Book 2 (or Book II in Roman numerals (??!) which is how the contents of my translation are listed which is weird because as far as I know, Ancient Greeks didn’t use Roman Numerals…) but anyhow, the second book of a total of nine books of Herodotus the Histories concerns itself entirely of his visit(s) to Egypt, their Geography, their Customs, their History, their Tales – a kind of ancient travelogue.
And if you think about it, The Histories is basically a war book mostly about the great wars between the Ancient Greek states and the Achaemenid Persian Empire (550-350 BC https://en.wikipedia.org/wiki/Achaemenid_Empire) so it seems a bit weird that he would include it at all in The Histories…much less as the second (the 2nd, the IInd, book; whatever), book which follows close on the heels, in fact right after, the first book, which seems to be setting the tone for the big Greek / Persian smack-down to follow; but no, he goes directly on vacation to Egypt instead. Hmm. (I just found out that “Hmm” is a word that Word recognizes as a word. Weird. No vowel. Hmm.)
Why did he do that? I’ve got some ideas, but please don’t use any of my ideas here in your Herodotus term-paper if you have arrived at my humble blog by internet-search thinking I am some kind of scholar or knowledgeable person about this stuff. I’m not. Clearly I’m not. I just dig it. And if you use any of my ideas, I just bet your professor will treat you to a big bad beat-down, because I’m almost sure he or she already has a pretty good idea (right or wrong) of why Herodotus wrote his Histories this way and you had best parrot those ideas and not mine. Just saying.

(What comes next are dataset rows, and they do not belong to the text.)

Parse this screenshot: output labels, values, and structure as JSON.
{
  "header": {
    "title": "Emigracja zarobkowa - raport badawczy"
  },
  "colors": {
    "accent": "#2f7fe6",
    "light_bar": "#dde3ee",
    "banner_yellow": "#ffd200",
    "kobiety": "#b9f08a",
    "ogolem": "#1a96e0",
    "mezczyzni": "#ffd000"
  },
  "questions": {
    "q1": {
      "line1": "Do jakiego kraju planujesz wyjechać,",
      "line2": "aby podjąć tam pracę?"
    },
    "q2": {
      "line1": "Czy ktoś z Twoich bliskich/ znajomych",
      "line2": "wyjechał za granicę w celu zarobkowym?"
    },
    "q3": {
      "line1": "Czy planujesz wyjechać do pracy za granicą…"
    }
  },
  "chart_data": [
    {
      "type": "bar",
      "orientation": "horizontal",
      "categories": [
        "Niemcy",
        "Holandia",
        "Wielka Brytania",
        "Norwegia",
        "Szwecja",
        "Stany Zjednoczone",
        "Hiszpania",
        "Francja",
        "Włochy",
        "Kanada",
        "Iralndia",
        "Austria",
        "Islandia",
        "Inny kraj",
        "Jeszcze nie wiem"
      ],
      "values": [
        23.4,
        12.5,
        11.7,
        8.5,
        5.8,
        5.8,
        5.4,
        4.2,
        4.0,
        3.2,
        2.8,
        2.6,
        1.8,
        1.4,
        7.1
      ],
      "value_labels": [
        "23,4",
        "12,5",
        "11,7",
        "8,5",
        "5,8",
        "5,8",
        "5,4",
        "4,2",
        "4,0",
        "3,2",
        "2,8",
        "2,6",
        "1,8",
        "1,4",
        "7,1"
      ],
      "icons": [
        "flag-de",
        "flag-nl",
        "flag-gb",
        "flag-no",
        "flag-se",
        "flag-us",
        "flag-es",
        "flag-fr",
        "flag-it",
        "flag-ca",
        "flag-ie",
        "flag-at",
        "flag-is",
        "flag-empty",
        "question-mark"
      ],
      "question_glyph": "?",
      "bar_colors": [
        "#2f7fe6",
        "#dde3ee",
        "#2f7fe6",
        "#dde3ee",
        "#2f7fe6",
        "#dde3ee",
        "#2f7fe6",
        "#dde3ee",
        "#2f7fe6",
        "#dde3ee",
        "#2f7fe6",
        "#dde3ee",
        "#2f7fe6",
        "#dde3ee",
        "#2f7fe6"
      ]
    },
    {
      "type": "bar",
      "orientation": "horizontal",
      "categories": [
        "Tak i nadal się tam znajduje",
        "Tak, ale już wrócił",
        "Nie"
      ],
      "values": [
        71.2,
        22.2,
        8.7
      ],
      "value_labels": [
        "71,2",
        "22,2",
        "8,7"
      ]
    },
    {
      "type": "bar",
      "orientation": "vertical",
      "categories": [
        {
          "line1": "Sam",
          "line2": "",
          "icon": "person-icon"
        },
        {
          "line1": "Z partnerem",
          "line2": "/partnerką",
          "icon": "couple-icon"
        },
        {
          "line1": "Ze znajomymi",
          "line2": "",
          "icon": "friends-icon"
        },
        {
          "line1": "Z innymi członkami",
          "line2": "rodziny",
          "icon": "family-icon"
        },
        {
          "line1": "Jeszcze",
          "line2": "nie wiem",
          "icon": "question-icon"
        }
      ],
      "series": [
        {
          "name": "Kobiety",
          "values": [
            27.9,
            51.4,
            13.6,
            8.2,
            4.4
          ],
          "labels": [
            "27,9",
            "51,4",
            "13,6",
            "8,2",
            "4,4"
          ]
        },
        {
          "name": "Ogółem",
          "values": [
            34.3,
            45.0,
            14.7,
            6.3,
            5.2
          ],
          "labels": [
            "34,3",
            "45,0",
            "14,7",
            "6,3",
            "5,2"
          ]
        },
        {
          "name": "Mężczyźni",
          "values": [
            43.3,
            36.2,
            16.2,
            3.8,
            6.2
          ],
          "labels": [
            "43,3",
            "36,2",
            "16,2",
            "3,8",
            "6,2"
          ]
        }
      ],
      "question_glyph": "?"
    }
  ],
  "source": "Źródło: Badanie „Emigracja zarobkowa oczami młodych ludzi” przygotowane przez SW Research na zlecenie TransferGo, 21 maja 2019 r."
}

Keep in mind the Persians had already conquered Egypt (https://en.wikipedia.org/wiki/Battle_of_Pelusium_%28525_BC%29) by the time Herodotus visited. So it makes a kind of sense as a prelude to the Persian invasion of Greece to go into further Persian background and who they had invaded and conquered. I mean, these Persians; they’re bad dudes! IMHO, there is another dimension.
Remember good King Croesus and how he was a friend to the Greeks? And how Herodotus tells the tale that after Croesus falls, the local Greek colonies requested from the Persians the same deal they had with Croesus and the Persians were pretty much, no deal? Prelude to war for sure! Well, it ends up the Greeks were cool with the Egyptians too. And even though Herodotus points out that Egyptians were different in just about every way from everybody else, in the sense that their customs for shopping, weaving, relieving themselves, and the divisions of male/female religious roles were the reverse of everyone else. But he also points out that there were many similarities between Egyptian and Greek gods and goes so far as to claim that the Egyptian gods were the basis of the Greek religion. So they were soul mates in a sense. And Egyptian priests were forbidden from eating beans. As were the followers of the ancient Greek philosopher Pythagoras. Coincidence? I think not.
Recall the Persians were monotheistic – they were Zoroastrians (https://en.wikipedia.org/wiki/Zoroastrianism) and had little patience with the polytheistic Egyptians, and little regard for their culture. So I guess book 2 (II) does make sense as building toward a prelude to war between Greece and Persia by painting the Persians in a certain light by showing them in contrast to peoples the Greeks admired namely King Croesus and the Lydians and the Egyptians. And even though the ancient Egyptians were a bit eccentric, the Greeks liked them anyway.